Positive social cohesion within a group of domesticated dogs.

Support the hierarchal leader

This is a basic technique to support the hierarchical structure within my group of dogs. There is a lot of social dominance within my group as with any group of dogs and its true that in many cases possession does count. But how, do we know who is the leader of this group? Anton the largest dog in this video is by far the strongest of our four dogs and does not generally get involved in squabbles that the others do, but strength alone does not make a good leader. Anton and Ralph the Cocker Spaniel, another one of our rescue boys have a kind of love and hate relationship. Ralph is very vocal and extremely sensitive to environmental changes. Despite Anton’s vastly superior strength advantage Ralph will often confront Anton barking in what appears to be a highly confrontational manner. Despite Ralphs behaviour towards Anton, Anton has on the majority of occasions turned away from Ralph and diffused the situation. So, what makes Anton stand out as a good leader of our group, and why do I support him? Anton has on only two occasions reprimanded Ralph severely by getting him onto his back and mouthing him around the neck, but has never caused any injury. Anton could quite easily kill Ralph in these confrontations but he chooses not to. Anton is extremely tolerant and it really does take a lot of provocation to elicit this behaviour, so why does he show such restraint. Sadly, despite a plethora of evidence there are still many people who think that rolling dogs onto their backs, being the strongest or just plain aggressive and despotic are the signs of a good leader. In human history there are many examples of despotic leaders who seem to get to much attention. Ask anybody for the name of a despotic leader and we would think Hitler, Stalin, Idi Amin, Mugabe, whenever I turn on the television there is a documentary on Adolf Hitler. But what of those good leaders that did not lead through fear and suppression, Mandela, Martin Luther King, Gandhi? I can’t remember the last time I saw a documentary of any of these on television.
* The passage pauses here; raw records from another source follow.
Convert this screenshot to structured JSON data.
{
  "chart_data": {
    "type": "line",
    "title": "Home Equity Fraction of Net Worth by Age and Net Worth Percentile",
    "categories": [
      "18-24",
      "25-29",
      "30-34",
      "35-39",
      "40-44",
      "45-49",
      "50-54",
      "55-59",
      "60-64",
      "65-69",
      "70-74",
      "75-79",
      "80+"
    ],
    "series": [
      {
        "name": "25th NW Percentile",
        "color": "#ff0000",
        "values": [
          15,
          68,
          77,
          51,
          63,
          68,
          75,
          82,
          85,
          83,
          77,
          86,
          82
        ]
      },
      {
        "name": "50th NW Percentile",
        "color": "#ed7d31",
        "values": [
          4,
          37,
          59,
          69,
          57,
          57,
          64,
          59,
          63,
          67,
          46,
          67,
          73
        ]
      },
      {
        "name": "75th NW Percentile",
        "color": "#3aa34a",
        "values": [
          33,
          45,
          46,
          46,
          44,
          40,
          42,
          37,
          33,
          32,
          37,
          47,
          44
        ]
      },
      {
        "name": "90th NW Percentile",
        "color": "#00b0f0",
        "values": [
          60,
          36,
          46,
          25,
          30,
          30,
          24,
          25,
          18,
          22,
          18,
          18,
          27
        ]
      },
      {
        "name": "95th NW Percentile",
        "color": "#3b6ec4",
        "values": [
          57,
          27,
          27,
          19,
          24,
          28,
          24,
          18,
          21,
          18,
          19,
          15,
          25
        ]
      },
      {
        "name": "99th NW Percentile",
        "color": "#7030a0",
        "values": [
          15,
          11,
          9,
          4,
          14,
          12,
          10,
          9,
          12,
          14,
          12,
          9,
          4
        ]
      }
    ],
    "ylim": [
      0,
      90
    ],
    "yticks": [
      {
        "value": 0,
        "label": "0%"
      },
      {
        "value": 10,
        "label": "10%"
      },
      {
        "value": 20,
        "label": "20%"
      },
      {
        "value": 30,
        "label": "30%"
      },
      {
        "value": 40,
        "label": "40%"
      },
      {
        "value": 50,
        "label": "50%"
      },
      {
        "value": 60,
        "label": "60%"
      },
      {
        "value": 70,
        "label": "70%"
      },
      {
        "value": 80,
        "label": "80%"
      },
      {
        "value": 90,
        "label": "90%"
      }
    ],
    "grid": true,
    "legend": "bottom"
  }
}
Does Anton believe that Ralph is better off alive than dead? Does Ralph bring something to the group that Anton recognises that is important to it’s cohesion? Anton could easily lead the group through fear but chooses not to, this is the sign of a great leader. Does Anton recognise that Ralph is struggling with his social cohesion skills? Recognising the strengths and weaknesses of the group, showing restraint and compassion, empathy, calm, assertive and understanding are all qualities that Anton displays and why I recognise and support him as the leader of our little group. I believe that this displays a theory of mind, Anton understands that Ralph is not seriously threatening his position within the group and that by showing restraint, compassion and empathy the other dogs within the group are more likely to work with him. Is this a link back to Antons ancestral past? If a group of wild dogs or wolves split, with one group led by fear and the other by cooperation, empathy and understanding, who would prosper? Successful hunting, breeding and longevity need a cooperative leadership style not a fearful one. Some of you may think, surely I should be the leader of the group? I’m not a dog and no matter how proficient my canine communication skills I can never be a dog. What skills do I have that my dogs need to ensure the cohesiveness of it? Quite frankly non, and me rolling around on the floor pretending to be a dog must be hilarious and somewhat confusing to them.